An ensemble classifier that trains Decision Trees (Classification Trees or Extra Trees) on a random subset (bootstrap set) of the training data. A prediction is made based on the probability scores returned from each tree in the forest which are then averaged and weighted equally.

Interfaces: Estimator, Learner, Probabilistic, Parallel, Persistable

Data Type Compatibility: Categorical, Continuous

Parameters#

# Param Default Type Description
1 base ClassificationTree object The base tree estimator.
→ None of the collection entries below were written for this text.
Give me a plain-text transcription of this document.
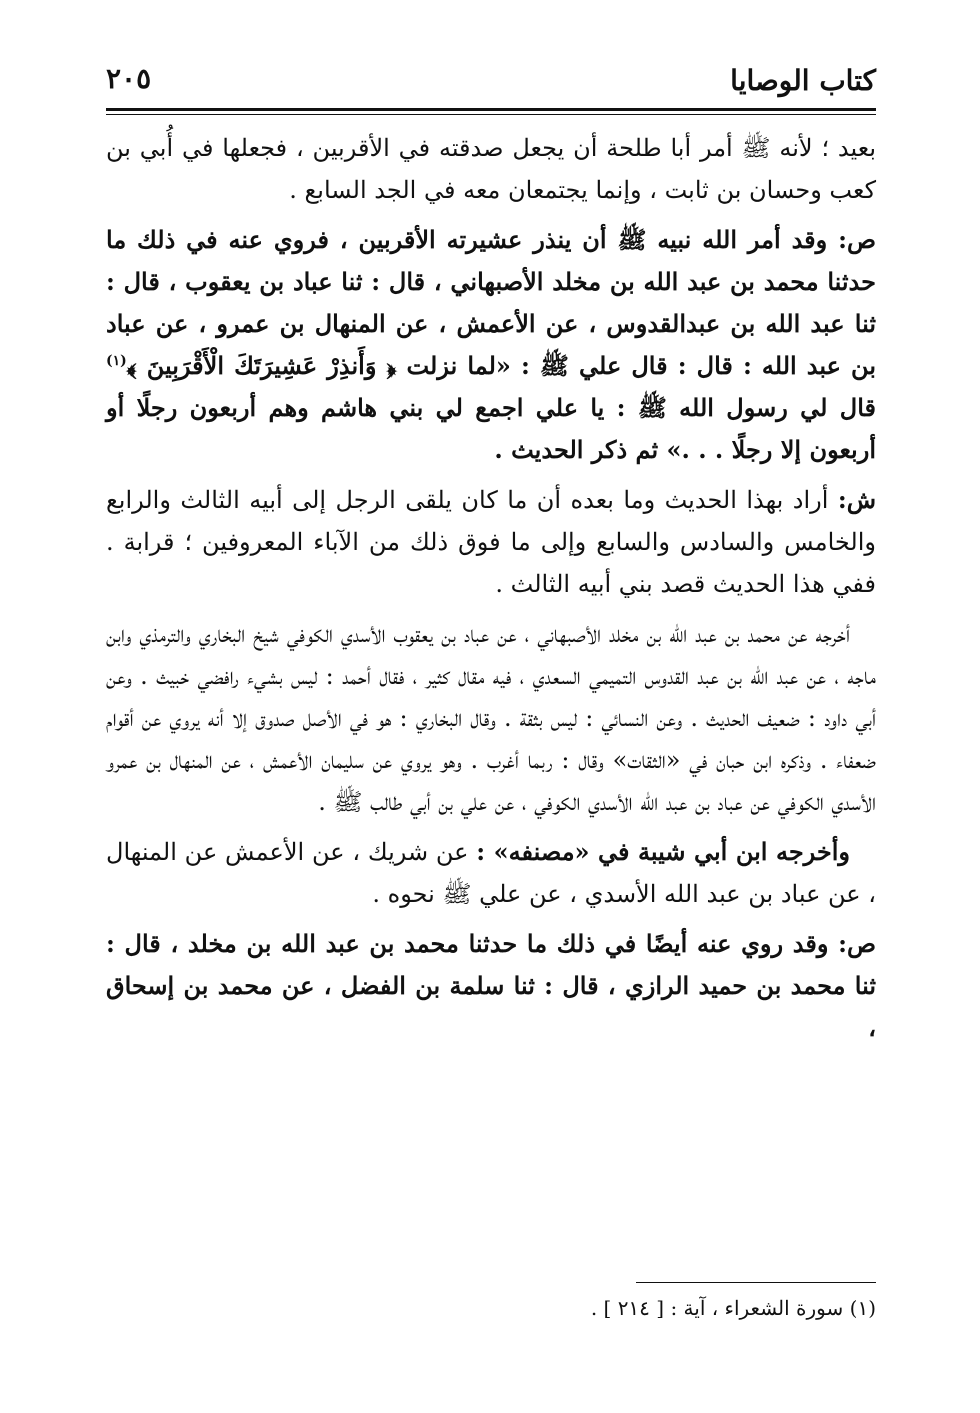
كتاب الوصايا
٢٠٥

بعيد ؛ لأنه ﷺ أمر أبا طلحة أن يجعل صدقته في الأقربين ، فجعلها في أُبي بن كعب وحسان بن ثابت ، وإنما يجتمعان معه في الجد السابع .

ص: وقد أمر الله نبيه ﷺ أن ينذر عشيرته الأقربين ، فروي عنه في ذلك ما حدثنا محمد بن عبد الله بن مخلد الأصبهاني ، قال : ثنا عباد بن يعقوب ، قال : ثنا عبد الله بن عبدالقدوس ، عن الأعمش ، عن المنهال بن عمرو ، عن عباد بن عبد الله : قال : قال علي ﷺ : «لما نزلت ﴿ وَأَنذِرْ عَشِيرَتَكَ الْأَقْرَبِينَ ﴾$^{(١)}$ قال لي رسول الله ﷺ : يا علي اجمع لي بني هاشم وهم أربعون رجلًا أو أربعون إلا رجلًا . . .» ثم ذكر الحديث .

ش: أراد بهذا الحديث وما بعده أن ما كان يلقى الرجل إلى أبيه الثالث والرابع والخامس والسادس والسابع وإلى ما فوق ذلك من الآباء المعروفين ؛ قرابة . ففي هذا الحديث قصد بني أبيه الثالث .

أخرجه عن محمد بن عبد الله بن مخلد الأصبهاني ، عن عباد بن يعقوب الأسدي الكوفي شيخ البخاري والترمذي وابن ماجه ، عن عبد الله بن عبد القدوس التميمي السعدي ، فيه مقال كثير ، فقال أحمد : ليس بشيء رافضي خبيث . وعن أبي داود : ضعيف الحديث . وعن النسائي : ليس بثقة . وقال البخاري : هو في الأصل صدوق إلا أنه يروي عن أقوام ضعفاء . وذكره ابن حبان في «الثقات» وقال : ربما أغرب . وهو يروي عن سليمان الأعمش ، عن المنهال بن عمرو الأسدي الكوفي عن عباد بن عبد الله الأسدي الكوفي ، عن علي بن أبي طالب ﷺ .

وأخرجه ابن أبي شيبة في «مصنفه» : عن شريك ، عن الأعمش عن المنهال ، عن عباد بن عبد الله الأسدي ، عن علي ﷺ نحوه .

ص: وقد روي عنه أيضًا في ذلك ما حدثنا محمد بن عبد الله بن مخلد ، قال : ثنا محمد بن حميد الرازي ، قال : ثنا سلمة بن الفضل ، عن محمد بن إسحاق ،

(١) سورة الشعراء ، آية : [ ٢١٤ ] .
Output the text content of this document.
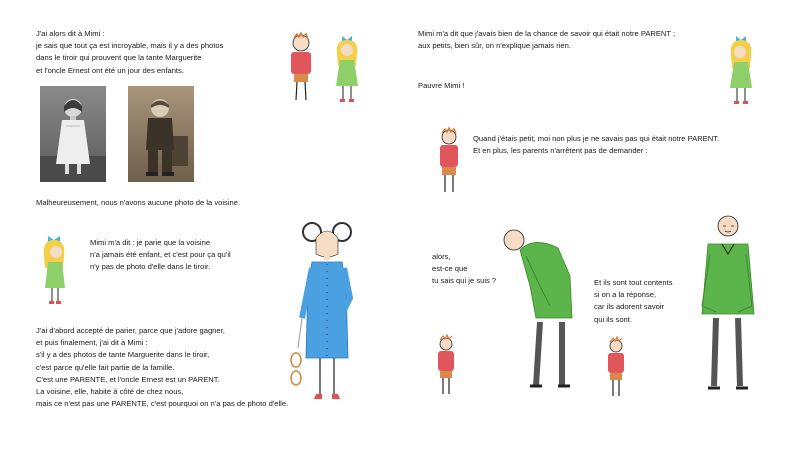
J'ai alors dit à Mimi :
je sais que tout ça est incroyable, mais il y a des photos
dans le tiroir qui prouvent que la tante Marguerite
et l'oncle Ernest ont été un jour des enfants.
Malheureusement, nous n'avons aucune photo de la voisine.
Mimi m'a dit : je parie que la voisine
n'a jamais été enfant, et c'est pour ça qu'il
n'y pas de photo d'elle dans le tiroir.
J'ai d'abord accepté de parier, parce que j'adore gagner,
et puis finalement, j'ai dit à Mimi :
s'il y a des photos de tante Marguerite dans le tiroir,
c'est parce qu'elle fait partie de la famille.
C'est une PARENTE, et l'oncle Ernest est un PARENT.
La voisine, elle, habite à côté de chez nous,
mais ce n'est pas une PARENTE, c'est pourquoi on n'a pas de photo d'elle.
Mimi m'a dit que j'avais bien de la chance de savoir qui était notre PARENT ;
aux petits, bien sûr, on n'explique jamais rien.
Pauvre Mimi !
Quand j'étais petit, moi non plus je ne savais pas qui était notre PARENT.
Et en plus, les parents n'arrêtent pas de demander :
alors,
est-ce que
tu sais qui je suis ?	Et ils sont tout contents
si on a la réponse,
car ils adorent savoir
qui ils sont.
The default is a fully grown Classification Tree.
2 estimators 100 int The number of estimators to train in the ensemble.
3 ratio 0.2 float The ratio of random samples (between 0 and 1.5) to train each base learner on.

Additional Methods#

Return the normalized feature importances i.e. the proportion that each feature contributes to the overall model, indexed by feature column:

public featureImportances() : array

Example#

use Rubix\ML\Classifiers\RandomForest;
use Rubix\ML\Classifiers\ClassificationTree;

$estimator = new RandomForest(new ClassificationTree(10), 300, 0.1);

// Train the learner

$importances = $estimator->featureImportances();

var_dump($importances);
array(3) {
  [0]=> float(0.39250395133811)
  [1]=> float(0.1555633977313)
  [2]=> float(0.45193265093059)
}

References#

  • L. Breiman. (2001). Random Forests.
  • L. Breiman et al. (2005). Extremely Randomized Trees.